The ALP'S response to the scenario of inevitable decline and despair is that the greatest threat facing Australia's welfare state is the Abbott Government’s swingeing spending cuts. The ALP opposition has decided to defend and preserve the status quo of a strong welfare states in spite of thirty years of neoliberal ideology and the competitive forces of globalisation and the associated small-state proposals of the right.
The script is that fiscal consolidation in Australia is required because an ageing population and rising health costs will blow out the budget in spite of economic growth. Hence the "structural deficit" and being “fiscally responsible" framing hat can only be actioned by real men. Ways to increase government revenue have been ruled out in the pre-budget softening-up period-- the tough political choice by the tough guys is that deficit reduction is to be through spending cuts not tax rises. It looks as if the general thrust of the welfare state roll back will protect the benefits for older people at the expense of families and children who are the working poor.
The concerns of younger generations and marginalised groups of people are already being sacrificed at the expense of elders and well off middle-class citizens. So “new ‘clusters’ of long-term social disadvantage and inequality are emerging as the effects of the global economy attenuates polarisation in labour markets and real wages” and mass unemployment.
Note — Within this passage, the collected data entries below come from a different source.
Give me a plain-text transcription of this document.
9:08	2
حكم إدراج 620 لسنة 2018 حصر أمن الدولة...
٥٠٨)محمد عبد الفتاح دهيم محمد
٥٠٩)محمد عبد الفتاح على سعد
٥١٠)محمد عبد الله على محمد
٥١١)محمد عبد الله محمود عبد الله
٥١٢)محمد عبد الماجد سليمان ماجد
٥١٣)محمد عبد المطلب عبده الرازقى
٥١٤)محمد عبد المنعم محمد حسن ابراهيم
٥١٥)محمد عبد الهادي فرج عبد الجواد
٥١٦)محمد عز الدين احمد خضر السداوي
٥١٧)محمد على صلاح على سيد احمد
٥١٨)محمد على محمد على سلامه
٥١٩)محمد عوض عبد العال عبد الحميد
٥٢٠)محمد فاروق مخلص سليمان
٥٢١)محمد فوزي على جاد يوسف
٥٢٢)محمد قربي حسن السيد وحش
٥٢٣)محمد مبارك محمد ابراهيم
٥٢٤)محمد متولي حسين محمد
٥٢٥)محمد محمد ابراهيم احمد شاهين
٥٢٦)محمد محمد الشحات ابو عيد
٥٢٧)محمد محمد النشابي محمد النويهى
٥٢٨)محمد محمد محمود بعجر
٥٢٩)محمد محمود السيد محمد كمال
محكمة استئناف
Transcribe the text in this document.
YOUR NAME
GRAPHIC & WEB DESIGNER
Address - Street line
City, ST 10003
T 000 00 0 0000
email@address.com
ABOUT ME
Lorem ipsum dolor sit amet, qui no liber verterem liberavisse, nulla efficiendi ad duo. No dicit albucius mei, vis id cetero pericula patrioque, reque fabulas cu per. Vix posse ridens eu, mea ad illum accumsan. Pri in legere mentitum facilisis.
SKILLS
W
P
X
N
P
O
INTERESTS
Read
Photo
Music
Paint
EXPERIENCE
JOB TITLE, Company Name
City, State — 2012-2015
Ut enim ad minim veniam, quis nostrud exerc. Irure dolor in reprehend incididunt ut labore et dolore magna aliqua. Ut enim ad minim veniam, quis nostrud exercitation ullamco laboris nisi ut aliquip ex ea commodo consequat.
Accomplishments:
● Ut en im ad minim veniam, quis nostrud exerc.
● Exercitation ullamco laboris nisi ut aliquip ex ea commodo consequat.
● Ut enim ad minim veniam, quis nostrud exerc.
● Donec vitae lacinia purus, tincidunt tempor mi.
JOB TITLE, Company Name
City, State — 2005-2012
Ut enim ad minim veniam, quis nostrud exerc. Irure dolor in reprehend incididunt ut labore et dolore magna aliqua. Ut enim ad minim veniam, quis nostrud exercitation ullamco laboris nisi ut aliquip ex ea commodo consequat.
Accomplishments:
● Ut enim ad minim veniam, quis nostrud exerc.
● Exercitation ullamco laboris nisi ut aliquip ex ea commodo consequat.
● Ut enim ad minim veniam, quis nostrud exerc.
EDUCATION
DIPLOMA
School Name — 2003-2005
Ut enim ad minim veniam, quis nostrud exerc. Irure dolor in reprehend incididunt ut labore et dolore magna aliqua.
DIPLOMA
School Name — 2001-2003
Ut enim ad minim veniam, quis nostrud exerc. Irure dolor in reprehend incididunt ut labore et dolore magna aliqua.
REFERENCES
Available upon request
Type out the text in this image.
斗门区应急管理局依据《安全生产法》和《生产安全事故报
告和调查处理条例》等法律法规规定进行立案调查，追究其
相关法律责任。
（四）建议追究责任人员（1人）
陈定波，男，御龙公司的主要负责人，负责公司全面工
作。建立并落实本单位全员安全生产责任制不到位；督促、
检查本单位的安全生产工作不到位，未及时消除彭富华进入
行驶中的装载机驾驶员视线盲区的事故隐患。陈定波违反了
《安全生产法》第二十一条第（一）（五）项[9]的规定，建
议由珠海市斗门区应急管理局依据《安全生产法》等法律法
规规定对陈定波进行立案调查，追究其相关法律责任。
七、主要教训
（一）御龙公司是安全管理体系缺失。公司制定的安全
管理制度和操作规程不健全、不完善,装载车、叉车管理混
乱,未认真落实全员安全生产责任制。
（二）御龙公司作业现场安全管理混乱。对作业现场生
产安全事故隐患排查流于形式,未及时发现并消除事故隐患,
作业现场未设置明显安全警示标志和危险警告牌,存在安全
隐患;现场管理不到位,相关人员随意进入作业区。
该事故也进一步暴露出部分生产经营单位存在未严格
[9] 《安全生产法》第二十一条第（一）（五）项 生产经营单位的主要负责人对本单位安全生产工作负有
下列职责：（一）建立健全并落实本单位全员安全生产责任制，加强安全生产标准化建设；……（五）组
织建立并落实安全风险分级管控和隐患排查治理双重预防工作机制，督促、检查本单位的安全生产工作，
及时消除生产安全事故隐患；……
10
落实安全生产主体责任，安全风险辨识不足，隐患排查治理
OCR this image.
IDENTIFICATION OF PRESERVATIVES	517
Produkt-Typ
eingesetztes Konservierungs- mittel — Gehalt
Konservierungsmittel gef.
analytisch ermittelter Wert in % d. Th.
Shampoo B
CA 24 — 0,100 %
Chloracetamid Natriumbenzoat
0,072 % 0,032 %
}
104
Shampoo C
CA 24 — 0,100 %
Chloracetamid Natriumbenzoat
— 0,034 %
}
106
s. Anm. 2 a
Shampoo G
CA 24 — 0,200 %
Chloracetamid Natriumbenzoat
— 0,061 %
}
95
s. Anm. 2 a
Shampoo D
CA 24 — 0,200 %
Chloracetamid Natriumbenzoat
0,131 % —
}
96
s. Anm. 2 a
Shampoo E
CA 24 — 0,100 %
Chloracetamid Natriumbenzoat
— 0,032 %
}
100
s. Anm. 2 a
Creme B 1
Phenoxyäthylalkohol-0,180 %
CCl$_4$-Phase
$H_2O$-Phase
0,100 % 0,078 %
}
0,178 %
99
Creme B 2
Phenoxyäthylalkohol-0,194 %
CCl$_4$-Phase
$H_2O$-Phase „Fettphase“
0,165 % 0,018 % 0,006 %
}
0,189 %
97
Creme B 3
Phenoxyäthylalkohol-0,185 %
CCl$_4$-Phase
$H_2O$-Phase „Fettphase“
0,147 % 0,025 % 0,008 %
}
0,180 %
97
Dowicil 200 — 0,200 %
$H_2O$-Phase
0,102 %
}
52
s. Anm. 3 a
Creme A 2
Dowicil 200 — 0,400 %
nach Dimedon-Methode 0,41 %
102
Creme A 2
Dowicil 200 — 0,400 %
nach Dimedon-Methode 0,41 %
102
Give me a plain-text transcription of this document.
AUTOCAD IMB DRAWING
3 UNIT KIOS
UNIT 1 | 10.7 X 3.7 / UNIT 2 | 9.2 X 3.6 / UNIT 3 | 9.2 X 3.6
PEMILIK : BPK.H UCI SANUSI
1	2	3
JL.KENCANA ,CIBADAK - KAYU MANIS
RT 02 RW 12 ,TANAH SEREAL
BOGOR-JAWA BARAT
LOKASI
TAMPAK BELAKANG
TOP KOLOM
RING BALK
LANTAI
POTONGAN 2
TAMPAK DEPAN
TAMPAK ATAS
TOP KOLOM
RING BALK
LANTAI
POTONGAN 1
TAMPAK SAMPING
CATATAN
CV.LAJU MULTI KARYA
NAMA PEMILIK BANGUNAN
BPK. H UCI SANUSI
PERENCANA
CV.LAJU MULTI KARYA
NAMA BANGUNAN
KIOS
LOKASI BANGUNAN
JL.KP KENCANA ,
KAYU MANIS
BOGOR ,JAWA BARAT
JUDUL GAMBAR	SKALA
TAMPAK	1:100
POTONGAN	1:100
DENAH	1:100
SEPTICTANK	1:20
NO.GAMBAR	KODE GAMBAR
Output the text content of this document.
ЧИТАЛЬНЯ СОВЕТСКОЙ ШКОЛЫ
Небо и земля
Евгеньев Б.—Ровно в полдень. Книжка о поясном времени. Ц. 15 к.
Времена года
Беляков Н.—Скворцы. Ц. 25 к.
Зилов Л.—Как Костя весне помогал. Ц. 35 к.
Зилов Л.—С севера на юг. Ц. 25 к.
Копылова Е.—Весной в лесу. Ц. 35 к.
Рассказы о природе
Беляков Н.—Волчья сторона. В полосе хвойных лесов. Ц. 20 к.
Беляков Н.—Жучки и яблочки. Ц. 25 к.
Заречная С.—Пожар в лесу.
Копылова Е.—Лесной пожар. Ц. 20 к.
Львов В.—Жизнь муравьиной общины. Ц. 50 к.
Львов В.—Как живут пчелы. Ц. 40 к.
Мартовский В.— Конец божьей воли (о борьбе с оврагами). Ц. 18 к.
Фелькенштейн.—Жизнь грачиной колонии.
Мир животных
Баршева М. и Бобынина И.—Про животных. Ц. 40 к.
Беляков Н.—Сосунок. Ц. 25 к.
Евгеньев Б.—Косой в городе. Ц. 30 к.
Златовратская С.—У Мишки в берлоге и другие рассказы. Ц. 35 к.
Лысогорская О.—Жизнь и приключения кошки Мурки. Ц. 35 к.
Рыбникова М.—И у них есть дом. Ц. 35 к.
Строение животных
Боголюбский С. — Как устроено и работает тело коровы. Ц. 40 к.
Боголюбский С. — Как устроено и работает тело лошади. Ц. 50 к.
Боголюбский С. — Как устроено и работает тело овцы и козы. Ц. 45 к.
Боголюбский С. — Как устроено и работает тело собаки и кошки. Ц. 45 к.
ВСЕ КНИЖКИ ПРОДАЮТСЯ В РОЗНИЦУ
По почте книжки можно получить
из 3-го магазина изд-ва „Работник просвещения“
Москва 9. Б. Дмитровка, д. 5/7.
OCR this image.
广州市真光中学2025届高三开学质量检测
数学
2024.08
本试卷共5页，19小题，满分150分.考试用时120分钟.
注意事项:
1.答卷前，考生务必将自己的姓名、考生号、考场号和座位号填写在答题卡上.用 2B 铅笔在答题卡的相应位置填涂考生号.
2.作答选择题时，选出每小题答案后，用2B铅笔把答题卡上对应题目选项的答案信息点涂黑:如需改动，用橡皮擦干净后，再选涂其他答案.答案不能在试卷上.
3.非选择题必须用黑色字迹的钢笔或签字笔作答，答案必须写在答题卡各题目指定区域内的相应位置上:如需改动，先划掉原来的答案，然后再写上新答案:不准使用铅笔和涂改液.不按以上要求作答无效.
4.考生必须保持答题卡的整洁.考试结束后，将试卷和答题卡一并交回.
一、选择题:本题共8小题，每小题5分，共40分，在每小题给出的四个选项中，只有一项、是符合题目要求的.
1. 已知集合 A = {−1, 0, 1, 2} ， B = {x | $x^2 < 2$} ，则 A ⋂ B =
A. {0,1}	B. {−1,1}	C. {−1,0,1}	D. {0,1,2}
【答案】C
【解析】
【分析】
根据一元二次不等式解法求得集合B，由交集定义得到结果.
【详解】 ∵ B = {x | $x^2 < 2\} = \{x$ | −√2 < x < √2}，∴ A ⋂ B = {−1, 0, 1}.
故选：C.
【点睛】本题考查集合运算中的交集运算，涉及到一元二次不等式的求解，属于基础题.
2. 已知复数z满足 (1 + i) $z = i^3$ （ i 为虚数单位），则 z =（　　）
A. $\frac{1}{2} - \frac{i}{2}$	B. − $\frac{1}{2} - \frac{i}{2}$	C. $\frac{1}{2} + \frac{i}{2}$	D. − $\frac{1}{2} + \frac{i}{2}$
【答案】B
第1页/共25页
The welfare state, which was premised on benefit in return for contributions, has been remarkably resilient to attacks from the Right. However, if bringing new money into the system through taxation is deemed to be politically unattractive, how is the welfare state to defended given shrinking budgets?
Simply preserving the status quo is being seen as economically unviable: it is not possible to achieve sustainable public finances; safeguard universalism; and increase ‘social investment’ spending. So something has to change. What was put in motion under the Gillard Govt was transforming the Australian welfare state--- the provision of childcare, welfare-to-work reforms to support more people into work, and the expansion of university places.
Will the Coalition's roll back of the welfare state involve a shift from the traditional (ie., social democratic) welfare state to a service intensive’ welfare state, and where ‘social investment’ such as public childcare, maternity leave and help for people to find work?
The role of the traditional welfare state was to protect citizens from market forces through unemployment benefits, public health and education and pensions. The activities of the welfare state act as insurance to protect us when times are tough and smooth risks and costs over the lifecycle. Universal entitlements both sustain public consent for welfare states and efficiently distribute both ‘hortizontally’ across the lifecycle and ‘vertically’ to low-income groups
In the liberal welfare state the aim is to equip them to contend in the global economy. The emphasis is on investment-style spending that builds prosperity for the long-term.